Music on the Inside (MOTI) is dedicated to reducing recidivism, and lowering the social and financial costs of the current criminal justice system through music and mentorships with musicians.


Our teaching artists are professional musicians and MOTI workshops include instrument instruction, singing, songwriting, and practice skills. Students
express themselves through hands-on experience making-music  and the writing and performance of their own songs and blues. Each MOTI workshop series culminates with a live performance featuring students performing their original works with special guest artists.  Many essential life skills are implicit in music making.  As our students learn new skills, expand their capacity to hear and be heard, work collaboratively,  and are able to create a positive community and sense of belonging through music- bands, not gangs- the goal is to create a safe environment both for them and everyone they encounter. 


Rehabilitation is the key!

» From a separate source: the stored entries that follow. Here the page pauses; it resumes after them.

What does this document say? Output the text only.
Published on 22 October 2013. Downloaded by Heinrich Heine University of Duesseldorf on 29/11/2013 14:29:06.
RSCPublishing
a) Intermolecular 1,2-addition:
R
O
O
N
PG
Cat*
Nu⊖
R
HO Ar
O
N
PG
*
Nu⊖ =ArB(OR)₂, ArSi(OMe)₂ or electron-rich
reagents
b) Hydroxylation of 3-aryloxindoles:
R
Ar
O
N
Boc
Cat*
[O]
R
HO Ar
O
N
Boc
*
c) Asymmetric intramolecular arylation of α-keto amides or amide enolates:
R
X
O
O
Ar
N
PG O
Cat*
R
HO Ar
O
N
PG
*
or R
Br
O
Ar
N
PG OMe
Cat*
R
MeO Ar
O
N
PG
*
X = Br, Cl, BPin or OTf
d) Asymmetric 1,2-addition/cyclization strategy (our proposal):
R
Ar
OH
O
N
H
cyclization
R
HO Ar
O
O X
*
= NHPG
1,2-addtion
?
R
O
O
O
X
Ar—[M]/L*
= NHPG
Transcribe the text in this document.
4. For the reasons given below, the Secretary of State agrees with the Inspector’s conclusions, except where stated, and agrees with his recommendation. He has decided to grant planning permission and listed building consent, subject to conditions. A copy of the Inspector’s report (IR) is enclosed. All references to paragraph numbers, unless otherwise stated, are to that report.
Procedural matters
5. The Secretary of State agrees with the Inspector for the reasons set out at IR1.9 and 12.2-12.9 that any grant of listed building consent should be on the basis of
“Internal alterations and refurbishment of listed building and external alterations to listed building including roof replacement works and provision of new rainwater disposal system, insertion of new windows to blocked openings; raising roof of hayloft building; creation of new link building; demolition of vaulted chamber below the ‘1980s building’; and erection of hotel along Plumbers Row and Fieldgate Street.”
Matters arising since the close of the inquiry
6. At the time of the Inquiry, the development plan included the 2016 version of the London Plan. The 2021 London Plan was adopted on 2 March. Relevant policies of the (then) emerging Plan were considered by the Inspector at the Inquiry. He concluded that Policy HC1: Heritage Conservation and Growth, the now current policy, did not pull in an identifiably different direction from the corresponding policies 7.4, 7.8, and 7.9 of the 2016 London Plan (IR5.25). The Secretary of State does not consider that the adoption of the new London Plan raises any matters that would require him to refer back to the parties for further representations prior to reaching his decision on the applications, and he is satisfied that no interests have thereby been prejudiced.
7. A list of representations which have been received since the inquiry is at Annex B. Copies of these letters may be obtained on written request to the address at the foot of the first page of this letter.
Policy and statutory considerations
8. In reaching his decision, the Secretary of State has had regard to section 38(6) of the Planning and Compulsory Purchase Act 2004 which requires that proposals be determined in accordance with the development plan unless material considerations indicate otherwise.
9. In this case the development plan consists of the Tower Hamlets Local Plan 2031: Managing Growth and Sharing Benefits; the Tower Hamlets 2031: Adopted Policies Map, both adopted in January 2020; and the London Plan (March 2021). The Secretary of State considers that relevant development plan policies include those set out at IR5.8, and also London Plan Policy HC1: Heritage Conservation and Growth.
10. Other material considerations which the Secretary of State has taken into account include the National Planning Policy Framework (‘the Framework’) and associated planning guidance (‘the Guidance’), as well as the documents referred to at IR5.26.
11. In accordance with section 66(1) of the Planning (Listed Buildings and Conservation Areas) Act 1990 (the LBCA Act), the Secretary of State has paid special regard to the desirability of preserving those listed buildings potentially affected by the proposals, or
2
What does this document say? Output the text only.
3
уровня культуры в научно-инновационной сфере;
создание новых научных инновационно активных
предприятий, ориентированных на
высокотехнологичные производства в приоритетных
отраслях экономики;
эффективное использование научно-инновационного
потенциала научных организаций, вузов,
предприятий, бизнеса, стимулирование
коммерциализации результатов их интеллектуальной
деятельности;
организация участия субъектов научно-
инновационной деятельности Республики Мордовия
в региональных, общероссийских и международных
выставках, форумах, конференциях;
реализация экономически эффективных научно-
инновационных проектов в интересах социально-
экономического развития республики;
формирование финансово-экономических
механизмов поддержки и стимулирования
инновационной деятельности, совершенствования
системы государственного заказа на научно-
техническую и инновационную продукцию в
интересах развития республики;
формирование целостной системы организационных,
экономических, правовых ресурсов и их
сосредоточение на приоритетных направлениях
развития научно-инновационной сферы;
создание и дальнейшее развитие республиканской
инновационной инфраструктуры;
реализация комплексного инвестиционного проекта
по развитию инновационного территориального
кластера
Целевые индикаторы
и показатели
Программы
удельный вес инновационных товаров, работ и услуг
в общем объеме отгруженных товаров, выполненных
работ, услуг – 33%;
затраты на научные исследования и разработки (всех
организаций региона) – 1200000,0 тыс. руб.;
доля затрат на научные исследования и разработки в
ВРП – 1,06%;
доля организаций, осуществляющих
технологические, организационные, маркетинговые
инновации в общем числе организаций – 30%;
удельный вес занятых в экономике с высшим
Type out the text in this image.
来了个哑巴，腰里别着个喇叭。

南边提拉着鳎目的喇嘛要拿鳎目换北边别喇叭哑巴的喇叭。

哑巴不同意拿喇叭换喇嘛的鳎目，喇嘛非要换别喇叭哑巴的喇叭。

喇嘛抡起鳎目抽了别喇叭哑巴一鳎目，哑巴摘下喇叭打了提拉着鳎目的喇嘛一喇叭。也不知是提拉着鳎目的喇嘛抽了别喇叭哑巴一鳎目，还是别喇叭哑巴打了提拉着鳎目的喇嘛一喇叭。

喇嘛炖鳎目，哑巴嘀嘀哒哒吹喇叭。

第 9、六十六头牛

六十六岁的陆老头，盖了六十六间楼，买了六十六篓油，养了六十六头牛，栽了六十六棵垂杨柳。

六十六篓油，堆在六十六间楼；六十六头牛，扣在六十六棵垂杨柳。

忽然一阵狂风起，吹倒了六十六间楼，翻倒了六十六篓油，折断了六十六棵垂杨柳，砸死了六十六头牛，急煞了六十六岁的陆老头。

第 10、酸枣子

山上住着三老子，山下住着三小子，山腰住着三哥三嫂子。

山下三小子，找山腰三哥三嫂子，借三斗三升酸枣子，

Our classes begun during incarceration and continue during reentry for musically-engaged  students who are given the opportunity to continue their lessons and support through weekly Zoom lessons. As Ms. Bloomgarden said, “We are surprised by the trust, open expression, appreciation and honesty of our students, who often say they forget they’re incarcerated while learning and playing music in our classes.” We are encouraged by the support and participation of many leading artists who share concern for those caught up in our Criminal Justice System.  MOTI Artistic Advisor, Wynton Marsalis, Jonathan Batiste, Wycliffe Gordon, Catherine Russell, Arturo O’Farrill and our  teaching artists, including Antoinette Montague, Richard Miller, Marion Cowings, Russell Hall, Jay Rodriquez and many others,  are working with MOTI to share the music they love with our incarcerated brothers  and sisters. 



My own experience of the humanizing  effect of  jazz music and Louis Armstrong's story of music education when he was incarcerated as a young man, made me ask what we were doing for incarcerated youth today? Believing  that musicians would want to help this population, I launched  Music on the Inside to give incarcerated youth and adults today what Armstrong had: music, mentorship and hope.


I wish everyone could see the instant connection and trust that music creates. When our teaching artists put a guitar in someone’s hands for the first time, without words, many essential life skills are transmitted.  Our students, many of whom served years in prison, tell us they forget they’re in jail when they start to play and sing and write their own songs. We’re all transformed by the experience. 


During reentry, our musically-engaged students continue their lessons with  MOTI's dedicated  teaching artists on Zoom. We believe music can give meaning, joy, courage and a sense of belonging while they face the challenges of finding jobs and housing with  a record. 


Accomplished musicians all over the country want to help this population.  The vision is for the community of musicians to be a force for rehabilitation supporting music education that continues as individuals are released.  If we are able to see these individuals through the lens of their potentials and benefit to society, rather than harm, we will all be the beneficiaries.